Square Books to host Josh Weil for What Came West event in Oxford
Josh Weil will bring a Sierra Nevada frontier tale to Off Square Books on June 3, adding another marquee night to Oxford’s Square Books calendar.

Square Books will put Josh Weil’s new novel in front of Oxford readers at Off Square Books, giving Lafayette County a chance to hear about a story that blends Western history, suspense and family reckoning just as the book reaches shelves.
The event is set for Wednesday, June 3, from 5:30 p.m. to 6:30 p.m. at Off Square Books, 129 Courthouse Square in Oxford. Weil’s What Came West is scheduled for release on June 2, one day before the Oxford appearance, and the book is being billed as a sweeping historical adventure with the feel of a thriller.

Set in the Sierra Nevada in the 1840s, just before the Gold Rush ignites, the novel follows Silas Hall, a man who has never fit cleanly into family life or into the world around him. The story sends Silas west in search of belonging, then draws him into a frontier where violence, colonization and consequence press in from every side. Square Books highlights that the novel is told in two voices: a tense third-person account of Silas on the run and a letter from Silas to the son he left behind. That structure gives the book more than action alone, making space for memory, inheritance and the cost of ambition.
Weil arrives in Oxford with a strong national profile. His books include The Great Glass Sea, The New Valley and The Age of Perpetual Light, and his honors include the Dayton Literary Peace Prize, the Sue Kaufman Prize, the California Book Award, the Library of Virginia Literary Award, the GrubStreet National Book Prize, the Great Lakes Colleges Association New Writers Award and a Pushcart Prize. Bennington College lists him as a Fulbright Fellow and a National Book Foundation 5 Under 35 honoree.

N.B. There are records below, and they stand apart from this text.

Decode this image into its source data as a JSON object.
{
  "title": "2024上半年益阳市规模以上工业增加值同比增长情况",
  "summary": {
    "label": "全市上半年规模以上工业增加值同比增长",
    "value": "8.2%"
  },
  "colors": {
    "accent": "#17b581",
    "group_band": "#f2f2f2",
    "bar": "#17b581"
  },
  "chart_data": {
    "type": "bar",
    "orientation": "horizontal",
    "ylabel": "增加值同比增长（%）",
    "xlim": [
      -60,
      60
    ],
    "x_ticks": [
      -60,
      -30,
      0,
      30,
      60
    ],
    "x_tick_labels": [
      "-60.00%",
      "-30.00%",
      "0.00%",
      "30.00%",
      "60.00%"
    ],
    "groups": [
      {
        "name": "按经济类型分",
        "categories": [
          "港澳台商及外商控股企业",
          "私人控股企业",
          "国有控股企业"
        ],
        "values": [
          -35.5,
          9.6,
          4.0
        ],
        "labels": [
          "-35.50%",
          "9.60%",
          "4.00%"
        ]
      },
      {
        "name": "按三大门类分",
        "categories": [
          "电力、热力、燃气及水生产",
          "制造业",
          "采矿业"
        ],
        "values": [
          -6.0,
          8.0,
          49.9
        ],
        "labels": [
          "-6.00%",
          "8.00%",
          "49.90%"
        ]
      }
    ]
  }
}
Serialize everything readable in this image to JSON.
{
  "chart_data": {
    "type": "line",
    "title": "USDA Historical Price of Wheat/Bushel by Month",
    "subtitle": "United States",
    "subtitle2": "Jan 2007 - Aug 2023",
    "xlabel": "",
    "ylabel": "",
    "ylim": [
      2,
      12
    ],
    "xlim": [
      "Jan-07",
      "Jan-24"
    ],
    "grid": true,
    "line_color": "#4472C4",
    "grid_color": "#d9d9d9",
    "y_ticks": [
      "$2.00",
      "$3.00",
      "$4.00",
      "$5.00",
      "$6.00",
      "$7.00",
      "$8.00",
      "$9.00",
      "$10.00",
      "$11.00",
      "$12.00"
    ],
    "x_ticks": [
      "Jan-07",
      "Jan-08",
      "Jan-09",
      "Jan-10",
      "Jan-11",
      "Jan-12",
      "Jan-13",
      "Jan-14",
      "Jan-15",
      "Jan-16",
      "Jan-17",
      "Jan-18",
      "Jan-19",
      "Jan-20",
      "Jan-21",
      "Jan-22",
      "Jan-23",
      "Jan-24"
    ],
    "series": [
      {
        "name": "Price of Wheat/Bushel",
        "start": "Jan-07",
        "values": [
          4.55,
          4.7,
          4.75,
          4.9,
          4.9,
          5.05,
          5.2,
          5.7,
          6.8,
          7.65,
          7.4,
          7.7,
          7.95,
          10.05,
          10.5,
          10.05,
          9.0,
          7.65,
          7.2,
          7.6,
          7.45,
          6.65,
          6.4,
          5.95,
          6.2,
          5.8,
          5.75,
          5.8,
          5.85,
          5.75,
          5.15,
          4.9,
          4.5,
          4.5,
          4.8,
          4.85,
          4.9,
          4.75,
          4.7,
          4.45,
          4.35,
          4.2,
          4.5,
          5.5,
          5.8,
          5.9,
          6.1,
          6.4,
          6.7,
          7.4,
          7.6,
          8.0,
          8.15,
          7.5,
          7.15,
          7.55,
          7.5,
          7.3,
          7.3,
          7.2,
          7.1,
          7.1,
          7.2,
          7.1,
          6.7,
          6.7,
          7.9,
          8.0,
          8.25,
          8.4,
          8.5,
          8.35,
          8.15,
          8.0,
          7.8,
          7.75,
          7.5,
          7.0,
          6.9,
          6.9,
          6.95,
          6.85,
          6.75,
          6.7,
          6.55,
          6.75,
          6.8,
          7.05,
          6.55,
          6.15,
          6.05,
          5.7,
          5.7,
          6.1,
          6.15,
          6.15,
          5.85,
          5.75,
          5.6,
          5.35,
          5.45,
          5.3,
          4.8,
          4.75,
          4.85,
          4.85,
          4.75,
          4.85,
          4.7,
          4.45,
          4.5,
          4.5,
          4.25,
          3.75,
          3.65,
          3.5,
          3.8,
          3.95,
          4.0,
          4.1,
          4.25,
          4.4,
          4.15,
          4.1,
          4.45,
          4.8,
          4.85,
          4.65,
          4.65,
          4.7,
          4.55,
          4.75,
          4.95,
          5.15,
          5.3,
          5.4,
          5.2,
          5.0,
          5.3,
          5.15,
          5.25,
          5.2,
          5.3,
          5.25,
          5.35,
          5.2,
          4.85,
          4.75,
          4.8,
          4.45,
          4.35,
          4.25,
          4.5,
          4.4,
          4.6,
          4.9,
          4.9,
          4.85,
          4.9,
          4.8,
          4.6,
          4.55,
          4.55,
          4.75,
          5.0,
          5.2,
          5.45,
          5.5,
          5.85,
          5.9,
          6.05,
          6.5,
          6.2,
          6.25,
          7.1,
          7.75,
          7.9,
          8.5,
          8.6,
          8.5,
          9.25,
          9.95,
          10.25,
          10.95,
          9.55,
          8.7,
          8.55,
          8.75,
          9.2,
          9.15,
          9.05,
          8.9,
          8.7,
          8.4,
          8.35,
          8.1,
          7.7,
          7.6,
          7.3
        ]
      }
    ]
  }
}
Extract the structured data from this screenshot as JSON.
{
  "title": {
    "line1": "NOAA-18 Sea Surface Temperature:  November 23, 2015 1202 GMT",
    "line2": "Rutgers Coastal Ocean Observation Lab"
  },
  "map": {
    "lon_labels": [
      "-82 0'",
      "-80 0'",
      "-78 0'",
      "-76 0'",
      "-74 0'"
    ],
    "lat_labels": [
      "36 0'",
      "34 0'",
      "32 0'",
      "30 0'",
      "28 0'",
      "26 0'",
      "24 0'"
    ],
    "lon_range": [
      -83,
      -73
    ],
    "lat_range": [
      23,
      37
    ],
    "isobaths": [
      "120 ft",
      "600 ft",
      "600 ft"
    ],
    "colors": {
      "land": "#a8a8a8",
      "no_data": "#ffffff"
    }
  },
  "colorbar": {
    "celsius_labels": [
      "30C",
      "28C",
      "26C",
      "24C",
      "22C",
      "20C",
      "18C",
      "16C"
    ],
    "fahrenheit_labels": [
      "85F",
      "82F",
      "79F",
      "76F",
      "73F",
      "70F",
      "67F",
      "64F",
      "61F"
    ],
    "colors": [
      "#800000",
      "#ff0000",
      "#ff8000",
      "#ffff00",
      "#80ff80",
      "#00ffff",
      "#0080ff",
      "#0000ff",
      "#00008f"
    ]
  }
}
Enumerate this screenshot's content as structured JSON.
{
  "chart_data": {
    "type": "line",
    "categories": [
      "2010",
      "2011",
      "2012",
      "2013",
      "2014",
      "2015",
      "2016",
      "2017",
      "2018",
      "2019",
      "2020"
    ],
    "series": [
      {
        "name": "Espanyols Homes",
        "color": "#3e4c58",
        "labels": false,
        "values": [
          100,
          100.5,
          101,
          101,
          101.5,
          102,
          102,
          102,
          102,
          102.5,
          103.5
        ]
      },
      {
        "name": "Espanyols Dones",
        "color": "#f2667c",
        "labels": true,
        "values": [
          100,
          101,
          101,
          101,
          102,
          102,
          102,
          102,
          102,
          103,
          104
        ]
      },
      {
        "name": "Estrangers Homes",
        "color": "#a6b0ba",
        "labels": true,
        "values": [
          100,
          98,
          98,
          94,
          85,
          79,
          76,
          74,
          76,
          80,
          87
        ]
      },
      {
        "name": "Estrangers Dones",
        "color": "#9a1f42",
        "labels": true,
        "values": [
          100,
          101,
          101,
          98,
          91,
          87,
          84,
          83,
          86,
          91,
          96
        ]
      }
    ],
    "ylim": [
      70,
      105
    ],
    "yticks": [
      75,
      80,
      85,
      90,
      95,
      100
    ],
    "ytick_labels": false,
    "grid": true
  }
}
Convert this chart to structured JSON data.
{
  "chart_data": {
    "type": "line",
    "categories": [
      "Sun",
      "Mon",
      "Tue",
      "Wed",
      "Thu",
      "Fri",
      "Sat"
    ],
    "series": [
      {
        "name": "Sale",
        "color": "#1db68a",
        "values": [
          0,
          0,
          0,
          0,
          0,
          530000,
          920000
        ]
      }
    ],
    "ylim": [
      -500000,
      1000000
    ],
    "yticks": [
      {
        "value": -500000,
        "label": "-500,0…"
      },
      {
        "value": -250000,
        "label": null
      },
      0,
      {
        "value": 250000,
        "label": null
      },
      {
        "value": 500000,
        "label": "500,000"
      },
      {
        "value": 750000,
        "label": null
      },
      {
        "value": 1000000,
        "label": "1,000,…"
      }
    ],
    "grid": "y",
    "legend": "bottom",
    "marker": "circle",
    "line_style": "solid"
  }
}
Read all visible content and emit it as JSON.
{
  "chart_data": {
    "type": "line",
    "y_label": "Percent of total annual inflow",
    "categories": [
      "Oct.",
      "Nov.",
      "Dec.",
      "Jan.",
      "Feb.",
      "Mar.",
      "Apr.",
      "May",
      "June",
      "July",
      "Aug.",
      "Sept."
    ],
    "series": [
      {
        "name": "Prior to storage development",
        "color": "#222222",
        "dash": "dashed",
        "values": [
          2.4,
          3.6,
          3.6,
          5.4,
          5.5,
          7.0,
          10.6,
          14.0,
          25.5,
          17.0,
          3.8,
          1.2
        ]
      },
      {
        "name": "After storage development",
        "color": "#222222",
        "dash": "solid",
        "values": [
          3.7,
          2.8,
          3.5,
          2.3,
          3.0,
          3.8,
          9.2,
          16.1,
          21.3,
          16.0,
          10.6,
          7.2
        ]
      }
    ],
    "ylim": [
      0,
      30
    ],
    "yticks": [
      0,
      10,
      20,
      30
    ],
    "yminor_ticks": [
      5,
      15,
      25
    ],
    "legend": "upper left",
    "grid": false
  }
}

The appearance also fits the larger role Square Books plays in Oxford. The bookstore describes itself as a four-building independent shop founded in 1979 by Richard and Lisa Howorth, and it says it hosts more than 150 author events a year. It is also a founding co-sponsor of the Oxford Conference for the Book. In a county of 55,813 people, with Oxford as the county seat, that steady stream of programs keeps the Square at the center of the city’s literary identity and gives readers a place to meet writers as they release the books people will be talking about next.